Generally, there are two types of rebuttable presumptions (an assumption made by a court that is taken to be a fact unless it is contested and proven otherwise) that apply to these cases:
  • Presumption of resulting trust – where the holder of legal title does not hold the property personally but, rather, holds the property as a trustee for the benefit of the entire Estate.
  • Presumption of advancement – suggests that the property transferred from parent to child, or spouse-to-spouse, is a gift to that person in its entirety.
These principals came from the 2007 companion decisions of the Supreme Court of Canada in Pecore v. Pecore, 2007 SCC 17 and Madsen Estate v.
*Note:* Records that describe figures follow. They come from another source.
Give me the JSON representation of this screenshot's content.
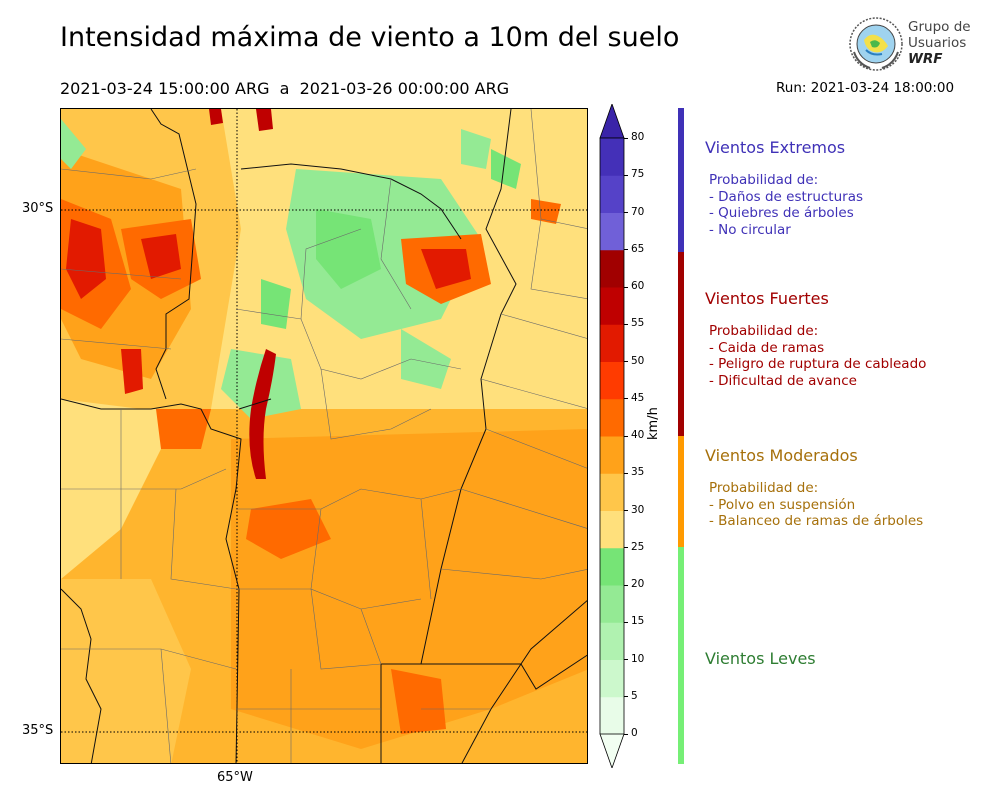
{
  "header": {
    "title": "Intensidad máxima de viento a 10m del suelo",
    "period": "2021-03-24 15:00:00 ARG  a  2021-03-26 00:00:00 ARG",
    "run": "Run: 2021-03-24 18:00:00"
  },
  "logo": {
    "line1": "Grupo de",
    "line2": "Usuarios",
    "line3": "WRF"
  },
  "map": {
    "lat_labels": [
      "30°S",
      "35°S"
    ],
    "lon_labels": [
      "65°W"
    ]
  },
  "colorbar": {
    "unit": "km/h",
    "levels": [
      0,
      5,
      10,
      15,
      20,
      25,
      30,
      35,
      40,
      45,
      50,
      55,
      60,
      65,
      70,
      75,
      80
    ],
    "tick_labels": [
      "0",
      "5",
      "10",
      "15",
      "20",
      "25",
      "30",
      "35",
      "40",
      "45",
      "50",
      "55",
      "60",
      "65",
      "70",
      "75",
      "80"
    ],
    "colors": [
      "#e8fce8",
      "#ccf8cc",
      "#b0f2b0",
      "#94ea94",
      "#76e476",
      "#ffe07c",
      "#ffc64a",
      "#ffa21a",
      "#ff6a00",
      "#ff3b00",
      "#e21a00",
      "#bf0000",
      "#a10000",
      "#7060d8",
      "#5542c8",
      "#4430b8"
    ],
    "under_color": "#f2fff2",
    "over_color": "#3a24a8"
  },
  "legend": {
    "categories": [
      {
        "title": "Vientos Extremos",
        "bar_color": "#3f31b7",
        "text_color": "#3f31b7",
        "desc": [
          "Probabilidad de:",
          "- Daños de estructuras",
          "- Quiebres de árboles",
          "- No circular"
        ]
      },
      {
        "title": "Vientos Fuertes",
        "bar_color": "#a10000",
        "text_color": "#a10000",
        "desc": [
          "Probabilidad de:",
          "- Caida de ramas",
          "- Peligro de ruptura de cableado",
          "- Dificultad de avance"
        ]
      },
      {
        "title": "Vientos Moderados",
        "bar_color": "#ff9a00",
        "text_color": "#a6700b",
        "desc": [
          "Probabilidad de:",
          "- Polvo en suspensión",
          "- Balanceo de ramas de árboles"
        ]
      },
      {
        "title": "Vientos Leves",
        "bar_color": "#76ef76",
        "text_color": "#2e7d32",
        "desc": []
      }
    ]
  }
}
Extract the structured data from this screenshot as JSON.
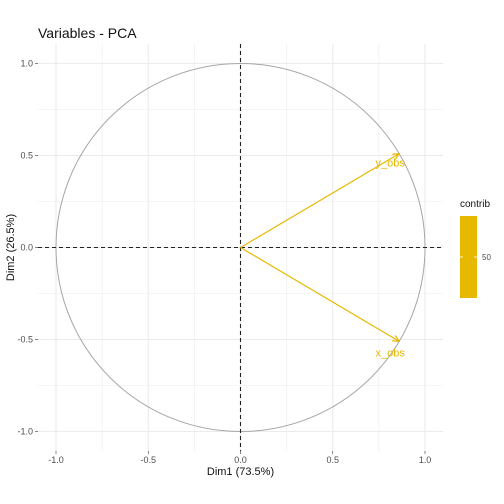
{
  "chart_data": {
    "type": "scatter",
    "subtype": "pca-variable-correlation-circle",
    "title": "Variables - PCA",
    "xlabel": "Dim1 (73.5%)",
    "ylabel": "Dim2 (26.5%)",
    "xlim": [
      -1.0,
      1.0
    ],
    "ylim": [
      -1.0,
      1.0
    ],
    "xticks": [
      -1.0,
      -0.5,
      0.0,
      0.5,
      1.0
    ],
    "yticks": [
      -1.0,
      -0.5,
      0.0,
      0.5,
      1.0
    ],
    "xtick_labels": [
      "-1.0",
      "-0.5",
      "0.0",
      "0.5",
      "1.0"
    ],
    "ytick_labels": [
      "-1.0",
      "-0.5",
      "0.0",
      "0.5",
      "1.0"
    ],
    "grid": true,
    "unit_circle": true,
    "reference_lines": {
      "x": 0,
      "y": 0,
      "style": "dashed"
    },
    "variables": [
      {
        "name": "y_obs",
        "x": 0.86,
        "y": 0.51,
        "contrib": 50
      },
      {
        "name": "x_obs",
        "x": 0.86,
        "y": -0.51,
        "contrib": 50
      }
    ],
    "legend": {
      "title": "contrib",
      "ticks": [
        50
      ],
      "position": "right",
      "color": "#E7B800"
    },
    "colors": {
      "arrows": "#E7B800",
      "circle": "#a6a6a6",
      "grid": "#ebebeb",
      "reference": "#222222"
    }
  }
}
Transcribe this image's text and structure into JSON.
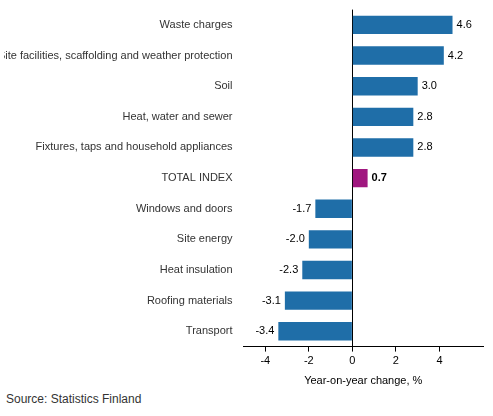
{
  "chart_data": {
    "type": "bar",
    "orientation": "horizontal",
    "categories": [
      "Waste charges",
      "Site facilities, scaffolding and weather protection",
      "Soil",
      "Heat, water and sewer",
      "Fixtures, taps and household appliances",
      "TOTAL INDEX",
      "Windows and doors",
      "Site energy",
      "Heat insulation",
      "Roofing materials",
      "Transport"
    ],
    "values": [
      4.6,
      4.2,
      3.0,
      2.8,
      2.8,
      0.7,
      -1.7,
      -2.0,
      -2.3,
      -3.1,
      -3.4
    ],
    "value_labels": [
      "4.6",
      "4.2",
      "3.0",
      "2.8",
      "2.8",
      "0.7",
      "-1.7",
      "-2.0",
      "-2.3",
      "-3.1",
      "-3.4"
    ],
    "colors": [
      "#1f6ea8",
      "#1f6ea8",
      "#1f6ea8",
      "#1f6ea8",
      "#1f6ea8",
      "#a0177f",
      "#1f6ea8",
      "#1f6ea8",
      "#1f6ea8",
      "#1f6ea8",
      "#1f6ea8"
    ],
    "xlabel": "Year-on-year change, %",
    "source": "Source: Statistics Finland",
    "xlim": [
      -5,
      6
    ],
    "xticks": [
      -4,
      -2,
      0,
      2,
      4
    ],
    "grid": false,
    "data_labels": true
  }
}
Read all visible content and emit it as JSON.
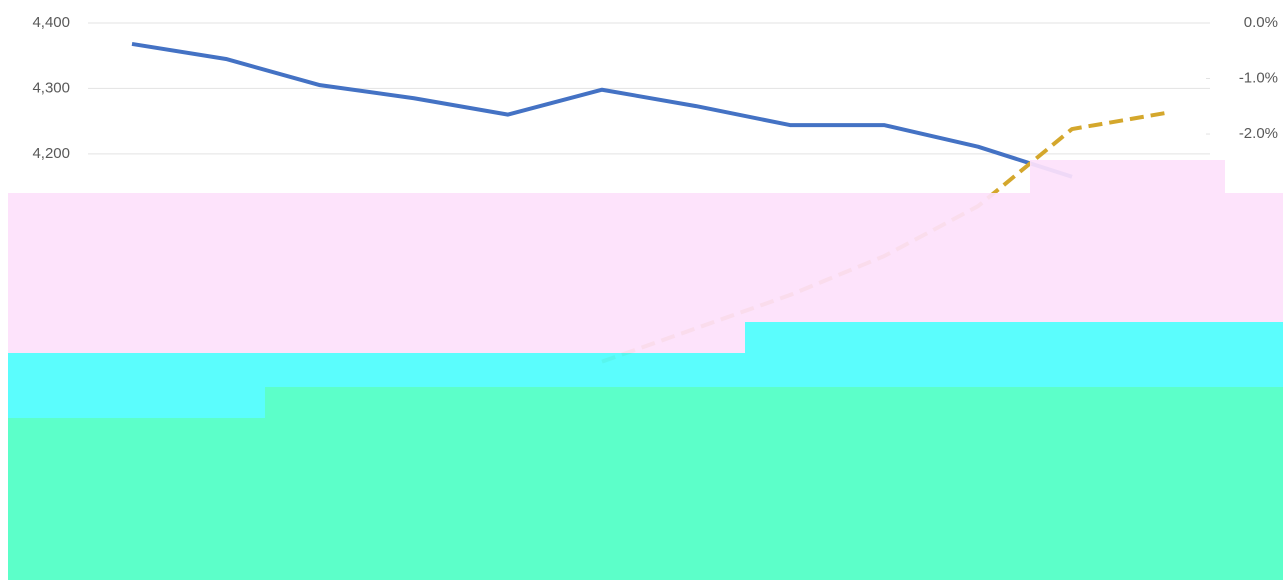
{
  "chart_data": {
    "type": "line",
    "categories": [
      null,
      null,
      null,
      null,
      null,
      null,
      null,
      null,
      null,
      null,
      null,
      null
    ],
    "series": [
      {
        "color": "#4472c4",
        "values": [
          4368,
          4345,
          4305,
          4285,
          4260,
          4298,
          4273,
          4244,
          4244,
          4211,
          4165,
          null
        ]
      },
      {
        "color": "#d4a72c",
        "axis": "y2",
        "dashed": true,
        "values": [
          null,
          null,
          null,
          null,
          null,
          -6.1,
          -5.5,
          -4.9,
          -4.2,
          -3.3,
          -1.91,
          -1.62
        ]
      }
    ],
    "ylim": [
      3700,
      4400
    ],
    "yticks": [
      {
        "value": 4200,
        "label": "4,200"
      },
      {
        "value": 4300,
        "label": "4,300"
      },
      {
        "value": 4400,
        "label": "4,400"
      }
    ],
    "y2lim": [
      -8.25,
      0
    ],
    "y2ticks": [
      {
        "value": 0,
        "label": "0.0%"
      },
      {
        "value": -1,
        "label": "-1.0%"
      },
      {
        "value": -2,
        "label": "-2.0%"
      }
    ],
    "grid": true
  }
}
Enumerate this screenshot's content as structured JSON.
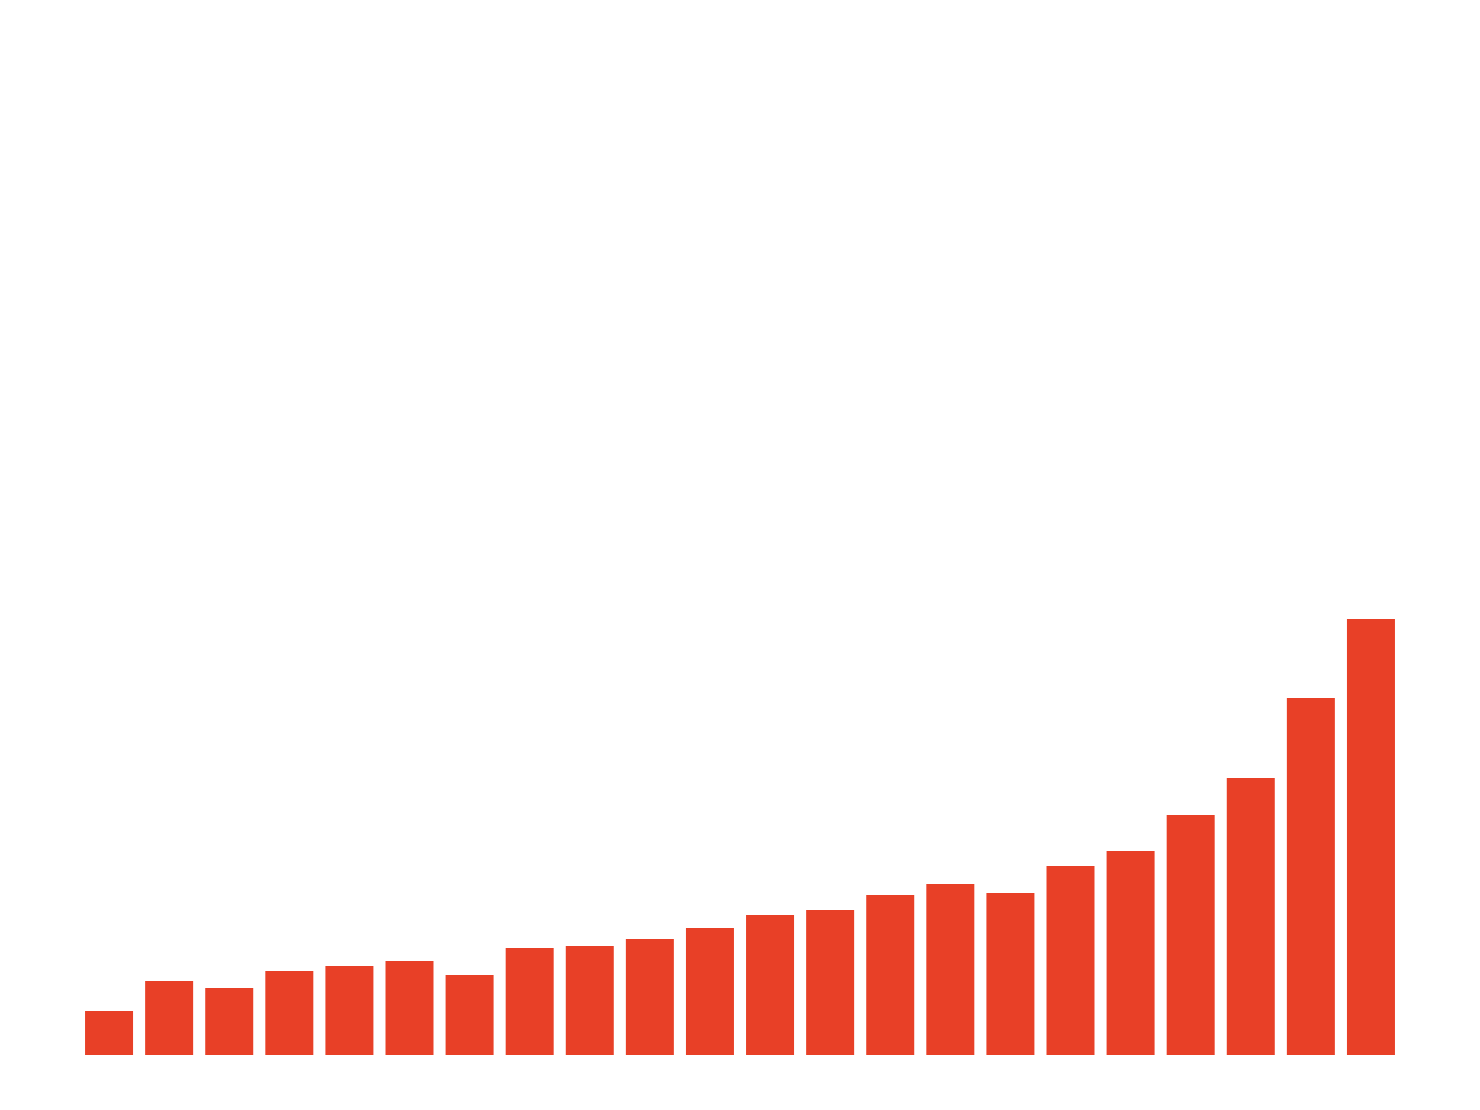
{
  "chart_data": {
    "type": "bar",
    "values": [
      44,
      74,
      67,
      84,
      89,
      94,
      80,
      107,
      109,
      116,
      127,
      140,
      145,
      160,
      171,
      162,
      189,
      204,
      240,
      277,
      357,
      436
    ],
    "color": "#e84027",
    "ylim": [
      0,
      1055
    ]
  }
}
Saylor, 2007 SCC 18: The presumption of advancement:
  • applies equally to fathers and mothers;
is limited only to transfers between mother and fathers and to their children that are minors; and therefore does not apply to adult children or even to dependent adult children; The presumption of resulting trust:
  • is the general rule for gratuitous transfers (transfers where there was no consideration for the transfer);
  • the onus is placed on the transferee (adult child) to demonstrate that a gift was intended.
Either of these presumptions may be challenged using evidence that shows that the parent had a different intent. The types of evidence that should be considered in ascertaining a transferor’s intent will depend on the facts of each case. This evidence needs to be relevant to the transferor’s intention at the time of transfer. Such evidence may include:
  • written documents;
  • who contributed to the initial purchase or funding
  • who maintained the asset;
  • wording of bank account documents;
  • control and use of funds in the account or the asset;
  • granting of a power of attorney;
  • tax treatment of the interest from a joint bank account.


If you are an adult child who holds a joint asset or a joint bank account with your parent, it does not mean that you will automatically be entitled to the asset or funds upon his or her death (the right of survivorship). You may have to prove that it was your parent’s intent that the property was a gift. If you are a parent that is considering placing assets in joint tenancy with adult children, consider the following:
  • Is your intent to gift the property to your child or do you wish that the child take the interest in the property in trust for the benefit of your estate?
  • If it is a gift, ensure that your intent is clear, i.e. a deed of gift signed by the parent.
  • If it is a trust, contemplate the terms of the trust and have your adult child acknowledge the terms in writing.